Are the values of $S$ sorted? Perform latent semantic indexing by selecting the first two largest singular values of the matrix $S$.

<b>Hint:</b> See the lecture slides on latent semantic indexing for more details. A sub-matrix of a numpy matrix can be computed using indexing operations (see https://docs.scipy.org/doc/numpy-1.13.0/reference/arrays.indexing.html).


In [None]:
K_sel = K[...]
S_sel = ...
Dt_sel = Dt[...]

###  Question 1.c

Given the query $q$:

$
q =
  \begin{bmatrix}
	0 \\ 0 \\ 0 \\ 0 \\ 0 \\ 1 \\ 0 \\ 0 \\ 0 \\ 1 \\ 1 \\
  \end{bmatrix}
$


Map query $q$ into the new document space $D$. The new query is referred to as $q^*$. 

<b>Hint:</b> Use the formulation for mapping queries provided in the lecture slides. You can also use np.linalg.inv function for computing the inverse of a matrix.

###  Question 1.d

Arrange the documents based on the cosine similarity measure between $q^*$ and the new documents in the space $D$.
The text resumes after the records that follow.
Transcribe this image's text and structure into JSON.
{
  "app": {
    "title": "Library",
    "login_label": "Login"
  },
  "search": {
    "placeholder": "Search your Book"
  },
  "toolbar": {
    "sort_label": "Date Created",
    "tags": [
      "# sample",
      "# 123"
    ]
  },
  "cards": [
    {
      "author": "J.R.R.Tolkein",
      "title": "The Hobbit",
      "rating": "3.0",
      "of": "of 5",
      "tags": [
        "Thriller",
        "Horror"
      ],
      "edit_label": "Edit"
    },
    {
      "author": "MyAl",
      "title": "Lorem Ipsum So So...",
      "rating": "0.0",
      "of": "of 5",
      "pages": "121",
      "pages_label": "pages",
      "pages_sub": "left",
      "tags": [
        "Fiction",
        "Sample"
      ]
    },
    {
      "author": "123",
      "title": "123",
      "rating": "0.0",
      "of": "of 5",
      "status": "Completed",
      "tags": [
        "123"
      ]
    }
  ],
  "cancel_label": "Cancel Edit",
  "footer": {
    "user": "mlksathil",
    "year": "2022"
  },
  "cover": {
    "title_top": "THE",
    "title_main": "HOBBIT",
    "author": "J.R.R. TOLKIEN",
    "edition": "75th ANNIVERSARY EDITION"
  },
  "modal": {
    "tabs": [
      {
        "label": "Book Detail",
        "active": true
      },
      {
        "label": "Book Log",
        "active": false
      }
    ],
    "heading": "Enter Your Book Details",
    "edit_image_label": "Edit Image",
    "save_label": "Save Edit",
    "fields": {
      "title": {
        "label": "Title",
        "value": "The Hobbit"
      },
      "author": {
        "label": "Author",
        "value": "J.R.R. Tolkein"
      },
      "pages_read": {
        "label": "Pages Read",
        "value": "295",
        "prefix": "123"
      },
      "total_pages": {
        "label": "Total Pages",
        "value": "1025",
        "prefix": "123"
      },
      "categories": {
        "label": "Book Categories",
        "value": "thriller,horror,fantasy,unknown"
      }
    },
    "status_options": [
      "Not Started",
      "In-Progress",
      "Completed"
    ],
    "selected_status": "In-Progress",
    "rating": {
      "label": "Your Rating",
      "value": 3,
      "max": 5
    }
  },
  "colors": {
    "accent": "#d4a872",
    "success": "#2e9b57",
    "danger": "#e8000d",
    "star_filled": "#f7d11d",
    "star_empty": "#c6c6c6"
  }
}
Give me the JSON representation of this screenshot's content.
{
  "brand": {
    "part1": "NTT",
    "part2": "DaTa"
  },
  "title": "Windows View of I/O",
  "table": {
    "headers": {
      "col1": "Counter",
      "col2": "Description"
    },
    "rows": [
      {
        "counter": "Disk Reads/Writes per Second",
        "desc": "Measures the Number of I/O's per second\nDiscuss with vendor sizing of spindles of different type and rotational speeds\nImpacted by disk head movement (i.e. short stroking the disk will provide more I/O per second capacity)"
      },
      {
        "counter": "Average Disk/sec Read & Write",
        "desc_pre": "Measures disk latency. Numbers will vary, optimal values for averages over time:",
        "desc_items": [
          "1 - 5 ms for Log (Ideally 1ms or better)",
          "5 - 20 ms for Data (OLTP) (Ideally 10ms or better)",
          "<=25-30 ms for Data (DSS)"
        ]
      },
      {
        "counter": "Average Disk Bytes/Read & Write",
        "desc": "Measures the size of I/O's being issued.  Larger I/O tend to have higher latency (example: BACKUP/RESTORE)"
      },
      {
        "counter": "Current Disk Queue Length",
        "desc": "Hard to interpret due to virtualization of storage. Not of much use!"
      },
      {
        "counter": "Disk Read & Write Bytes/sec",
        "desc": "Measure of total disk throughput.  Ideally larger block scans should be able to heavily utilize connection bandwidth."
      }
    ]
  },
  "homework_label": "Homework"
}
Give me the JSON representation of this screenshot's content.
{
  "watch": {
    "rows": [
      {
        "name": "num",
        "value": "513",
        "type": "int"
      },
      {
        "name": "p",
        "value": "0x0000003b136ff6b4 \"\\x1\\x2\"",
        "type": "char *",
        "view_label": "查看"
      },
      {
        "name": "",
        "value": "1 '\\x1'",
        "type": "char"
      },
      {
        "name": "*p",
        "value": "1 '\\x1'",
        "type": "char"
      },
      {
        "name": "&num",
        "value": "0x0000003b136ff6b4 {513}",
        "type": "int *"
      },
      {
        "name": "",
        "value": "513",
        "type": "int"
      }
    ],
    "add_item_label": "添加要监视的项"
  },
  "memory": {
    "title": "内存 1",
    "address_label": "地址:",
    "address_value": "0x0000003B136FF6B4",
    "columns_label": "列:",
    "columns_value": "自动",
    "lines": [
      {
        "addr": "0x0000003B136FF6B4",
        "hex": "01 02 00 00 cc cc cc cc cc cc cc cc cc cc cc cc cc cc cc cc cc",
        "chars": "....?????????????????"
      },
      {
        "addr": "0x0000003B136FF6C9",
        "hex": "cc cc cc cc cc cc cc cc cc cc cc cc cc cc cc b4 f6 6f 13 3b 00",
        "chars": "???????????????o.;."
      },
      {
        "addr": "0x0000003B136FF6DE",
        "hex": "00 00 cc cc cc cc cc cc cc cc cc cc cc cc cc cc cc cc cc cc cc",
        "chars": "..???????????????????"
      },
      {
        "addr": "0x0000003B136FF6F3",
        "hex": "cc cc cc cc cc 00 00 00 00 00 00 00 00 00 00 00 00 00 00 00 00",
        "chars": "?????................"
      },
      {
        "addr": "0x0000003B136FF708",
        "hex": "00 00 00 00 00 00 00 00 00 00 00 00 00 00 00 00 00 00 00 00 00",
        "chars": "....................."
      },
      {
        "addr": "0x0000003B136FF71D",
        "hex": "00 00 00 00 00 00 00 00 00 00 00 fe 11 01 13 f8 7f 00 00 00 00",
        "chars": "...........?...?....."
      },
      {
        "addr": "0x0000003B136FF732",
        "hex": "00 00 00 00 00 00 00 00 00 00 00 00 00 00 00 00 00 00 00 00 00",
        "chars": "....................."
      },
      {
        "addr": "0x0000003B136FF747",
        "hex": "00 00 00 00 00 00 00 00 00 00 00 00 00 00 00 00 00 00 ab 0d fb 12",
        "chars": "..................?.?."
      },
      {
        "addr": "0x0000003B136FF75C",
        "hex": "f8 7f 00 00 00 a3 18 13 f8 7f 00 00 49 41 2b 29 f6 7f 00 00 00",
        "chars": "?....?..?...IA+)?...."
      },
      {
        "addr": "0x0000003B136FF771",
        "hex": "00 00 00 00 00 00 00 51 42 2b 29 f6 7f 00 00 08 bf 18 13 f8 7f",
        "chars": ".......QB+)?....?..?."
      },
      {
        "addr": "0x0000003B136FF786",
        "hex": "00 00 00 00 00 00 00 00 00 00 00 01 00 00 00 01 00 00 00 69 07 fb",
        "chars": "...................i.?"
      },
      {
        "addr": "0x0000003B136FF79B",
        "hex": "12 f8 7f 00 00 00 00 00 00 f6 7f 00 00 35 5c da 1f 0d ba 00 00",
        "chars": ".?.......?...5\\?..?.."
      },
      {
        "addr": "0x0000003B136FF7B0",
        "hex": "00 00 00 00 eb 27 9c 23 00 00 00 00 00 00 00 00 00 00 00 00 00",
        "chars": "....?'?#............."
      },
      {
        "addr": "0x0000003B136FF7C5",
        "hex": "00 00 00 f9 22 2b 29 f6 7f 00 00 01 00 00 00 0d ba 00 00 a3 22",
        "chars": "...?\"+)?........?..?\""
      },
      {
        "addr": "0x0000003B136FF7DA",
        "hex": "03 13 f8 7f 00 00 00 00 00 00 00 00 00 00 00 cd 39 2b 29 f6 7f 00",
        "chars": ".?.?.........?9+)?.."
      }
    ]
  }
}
<b>Hint:</b> Use the cosine similarity function from the previous exercise on vector space retrieval.

###  Question 1.e

Does the order of documents change if document $d_3$ is dropped? If yes, why? 
If no, how should $d_3$ be modified to change the document ordering?


### Question 1.f [Optional]

Run latent semantic indexing for the document collection presented in the previous exercise (presented here as well):

  DocID | Document Text
  ------|------------------
  1     | How to Bake Breads Without Baking Recipes
  2     | Smith Pies: Best Pies in London
  3     | Numerical Recipes: The Art of Scientific Computing
  4     | Breads, Pastries, Pies, and Cakes: Quantity Baking Recipes
  5     | Pastry: A Book of Best French Pastry Recipes

Now, for the query $Q=$''<i>baking</i>'', find the top ranked documents according to LSI (use three singular values). 

<b>Hint:</b> Use the code for computing document_vectors from the last exercise. However note that document_vectors represent document-term matrix whereas LSI uses term-document matrix.